Unlike other methods that are mostly reactionary, the UPod can prevent mosquitoes from overpopulating starting in their very habitats.
Also, the UPod is environmentally friendly, self-sustaining, reusable and affordable.
Now, the markets
The researchers are looking forward to the next stage of the competition — the 2018-19 Biomimicry Launchpad, an accelerator that supports commercialization — to help bring their innovation to the market.
They are eligible to win the $100,000 Ray C. Anderson Foundation Ray of Hope Prize.
“We have a lot more product development steps to take before UPod becomes available for purchase,” Gannett, Sun and Villacreces said.

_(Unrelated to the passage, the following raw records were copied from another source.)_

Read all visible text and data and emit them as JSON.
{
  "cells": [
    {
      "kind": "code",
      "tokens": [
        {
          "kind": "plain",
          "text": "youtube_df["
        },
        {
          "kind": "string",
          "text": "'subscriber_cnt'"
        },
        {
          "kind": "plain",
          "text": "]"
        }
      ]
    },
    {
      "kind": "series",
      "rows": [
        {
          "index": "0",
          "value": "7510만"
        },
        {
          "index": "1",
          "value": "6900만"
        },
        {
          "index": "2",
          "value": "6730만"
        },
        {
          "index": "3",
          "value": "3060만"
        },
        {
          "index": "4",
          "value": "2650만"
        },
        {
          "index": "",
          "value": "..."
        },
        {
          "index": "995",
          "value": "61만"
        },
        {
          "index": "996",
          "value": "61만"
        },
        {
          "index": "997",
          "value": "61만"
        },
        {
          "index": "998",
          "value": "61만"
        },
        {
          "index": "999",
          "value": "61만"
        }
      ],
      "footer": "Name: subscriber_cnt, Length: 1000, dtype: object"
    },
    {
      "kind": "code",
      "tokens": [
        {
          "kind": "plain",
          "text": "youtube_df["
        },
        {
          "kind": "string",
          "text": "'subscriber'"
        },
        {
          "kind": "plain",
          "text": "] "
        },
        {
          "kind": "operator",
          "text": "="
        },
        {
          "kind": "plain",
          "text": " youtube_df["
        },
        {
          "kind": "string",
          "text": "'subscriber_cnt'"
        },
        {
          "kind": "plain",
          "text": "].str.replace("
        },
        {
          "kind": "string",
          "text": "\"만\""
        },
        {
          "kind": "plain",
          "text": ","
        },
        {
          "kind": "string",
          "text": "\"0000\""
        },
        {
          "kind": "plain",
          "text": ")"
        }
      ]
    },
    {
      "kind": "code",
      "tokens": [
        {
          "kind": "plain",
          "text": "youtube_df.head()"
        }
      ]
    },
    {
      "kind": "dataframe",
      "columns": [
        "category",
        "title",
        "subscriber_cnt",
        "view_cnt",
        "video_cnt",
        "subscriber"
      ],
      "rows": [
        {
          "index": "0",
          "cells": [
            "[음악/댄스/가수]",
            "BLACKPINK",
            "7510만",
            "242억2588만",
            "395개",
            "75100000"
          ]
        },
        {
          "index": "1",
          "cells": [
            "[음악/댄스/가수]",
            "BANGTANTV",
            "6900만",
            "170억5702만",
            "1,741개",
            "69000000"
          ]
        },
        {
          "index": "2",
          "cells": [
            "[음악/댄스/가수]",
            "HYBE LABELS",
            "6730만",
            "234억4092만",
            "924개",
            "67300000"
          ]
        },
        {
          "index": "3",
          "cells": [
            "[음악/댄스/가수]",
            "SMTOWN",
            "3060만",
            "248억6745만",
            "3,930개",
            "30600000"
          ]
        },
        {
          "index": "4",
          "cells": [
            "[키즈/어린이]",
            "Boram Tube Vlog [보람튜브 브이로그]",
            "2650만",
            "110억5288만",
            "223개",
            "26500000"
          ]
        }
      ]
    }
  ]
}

“We are aiming to have a working prototype by early next year. From there, we will begin marketing our product to those who need it most, including countries suffering from mosquito-borne illnesses.”
The team is currently researching the mosquito control market to check out competing products that already exist and understand how the UPod will contribute to a unique sector of the industry.
“It is important to understand UPod’s audience and how it will positively contribute to the industry, not just flood the market,” said Gannett, Sun and Villacreces.
“The biomimicry process extends beyond the initial stage of idea development and into the business strategy.”